Humans with their small hairless ears are very bad listeners. They often miss the entire point of a conversation leaving even the most even-tempered dog in a twitching fit of frustration. And, even if they do hear what you’re saying they almost always misunderstand you and do the exact opposite. For example, when last week I calmly walked up to my Grandma and asked to be taken out I made sure to mention that I would not, under any circumstances, tolerate wearing that blue, fur-lined “caplet” that she thinks I look so cute in. What did she then proceed to do? Shove me into that horror of blue, “faux-fur” polyester blend! I mean come on woman! It’s just too much. At first I thought they were purposefully acting obtuse until I realized that the truth is they just aren’t very bright. Someone who thinks a tacky blue caplet is a good fashion statement for any self-respecting canine is obviously two biscuits short of a full treat. This is when I came to the decision that a more subtle and effective method must be employed in order to cope with their human limitations.

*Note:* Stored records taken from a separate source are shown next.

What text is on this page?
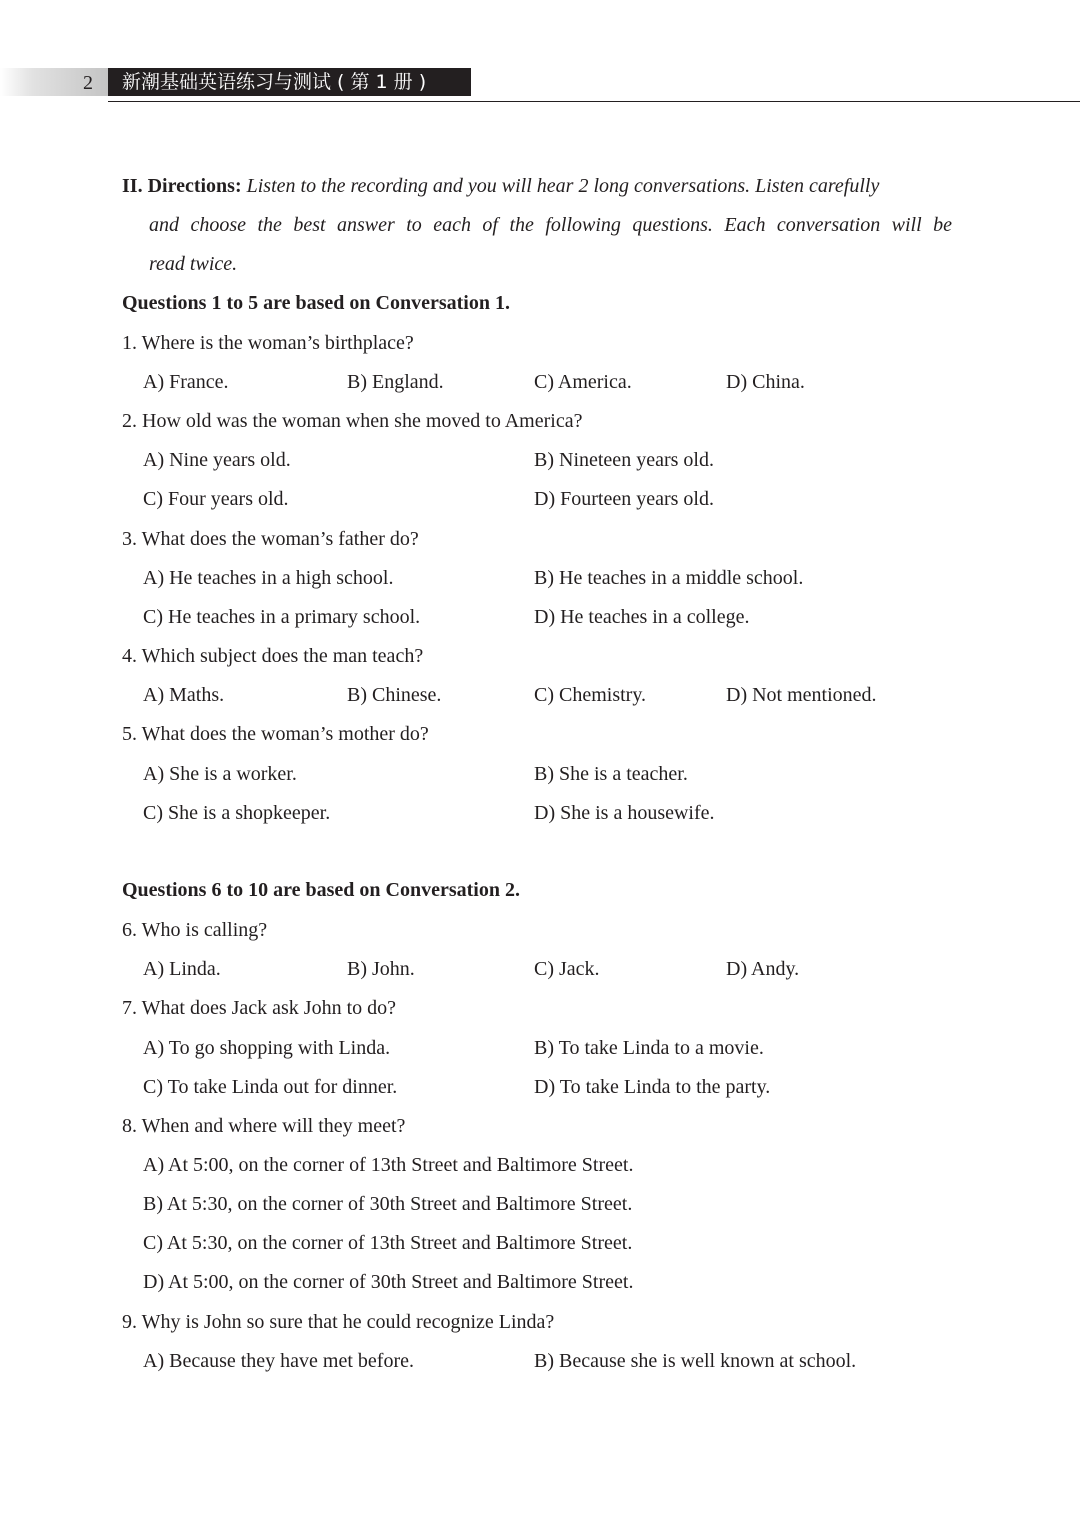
2 新潮基础英语练习与测试 ( 第 1 册 )
II. Directions: Listen to the recording and you will hear 2 long conversations. Listen carefully
and choose the best answer to each of the following questions. Each conversation will be
read twice.
Questions 1 to 5 are based on Conversation 1.
1. Where is the woman’s birthplace?
A) France.	B) England.	C) America.	D) China.
2. How old was the woman when she moved to America?
A) Nine years old.	B) Nineteen years old.
C) Four years old.	D) Fourteen years old.
3. What does the woman’s father do?
A) He teaches in a high school.	B) He teaches in a middle school.
C) He teaches in a primary school.	D) He teaches in a college.
4. Which subject does the man teach?
A) Maths.	B) Chinese.	C) Chemistry.	D) Not mentioned.
5. What does the woman’s mother do?
A) She is a worker.	B) She is a teacher.
C) She is a shopkeeper.	D) She is a housewife.
Questions 6 to 10 are based on Conversation 2.
6. Who is calling?
A) Linda.	B) John.	C) Jack.	D) Andy.
7. What does Jack ask John to do?
A) To go shopping with Linda.	B) To take Linda to a movie.
C) To take Linda out for dinner.	D) To take Linda to the party.
8. When and where will they meet?
A) At 5:00, on the corner of 13th Street and Baltimore Street.
B) At 5:30, on the corner of 30th Street and Baltimore Street.
C) At 5:30, on the corner of 13th Street and Baltimore Street.
D) At 5:00, on the corner of 30th Street and Baltimore Street.
9. Why is John so sure that he could recognize Linda?
A) Because they have met before.	B) Because she is well known at school.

I will now discuss my favorite technique:
The Blank Stare With Raised Paw Combo:
My mom has “taught” me various tricks she finds rather amusing. They include: sit, shake, play dead, nose kisses, etc. Now, I say “taught” because clearly I knew how to do these things all along but I like to indulge her whims from time to time and let her think she is teaching me a great skill. Of all these tricks there are few that I like to do at all if given the choice. Playing dead is a lot of work and unless I’m on a fluffy cushion I don’t like lying down on cold tile. Nose kisses would only make sense if she was to have food smeared on her face and barring that scenario really just seems pointless. The only reason I play along is because I usually get a treat out of it in between meals. But if she asks me to do a trick and there’s no food reward I really don’t like to cooperate since I’m not really getting anything out of it.
At first she would look at me and say, “Nose…nose…come on, nose.” I would look back at her and say, “Treat…treat…go get a treat.” This did not work. Very frustrating on both sides. To resolve this I developed, blank stare with raised paw combo.
For example, Sandra will sit in front of me and say “Bang!” Now, I know she wants me to play dead, but first I’ll look to see if she’s holding a treat in her hand. No treat, no bang. What I will do is stare blankly at her, maybe throw in a head tilt, and hold for five seconds. Then I’ll raise my paw and offer a shake. A shake is very easy and requires very little effort on my part so it’s my “go to move.” Then she’ll say, “No, not shake. Bang!” Again, hold a blank stare that shows my utter confusion. “What is this bang you speak of? I know not this bang.” Then I’ll raise my paw ever so hesitantly as if saying I’m really struggling with this and if you push me any further it might just begin to effect my self-esteem. She’ll come back with, “Come on you know this one. Bang! Bang!” I meanwhile have not put my paw down and will now raise it even higher and even throw in a little wave. Then I look up and offer her a look of confused desperation that says, “Isn’t this right? I just feel so lost!” Finally she will succumb to the puppy eyes and take my paw and give me a nice little pat on my head. She walks off thinking I’m a cute pup but no award winner and it’s a good thing she loves me in spite of that. I walk off thinking, “Wahahahaha!” Everyone wins.
Blank stare with raised paw combo also comes in handy in many other scenarios, such as once you’ve be caught unawares doing something you shouldn’t, when you want to get a treat, when you don’t want to go somewhere, or if you just want a pat on the head. It’s a very effective tool so I always suggest using it with discretion.
Later on I will discuss other techniques which include: Belly Up, Head on Lap, Puppy Eyes (a real crowd pleaser), Head on Paws and Jumpy Jump.
Flash’s Tip of the Day:
It’s not manipulation. It’s helping you help me.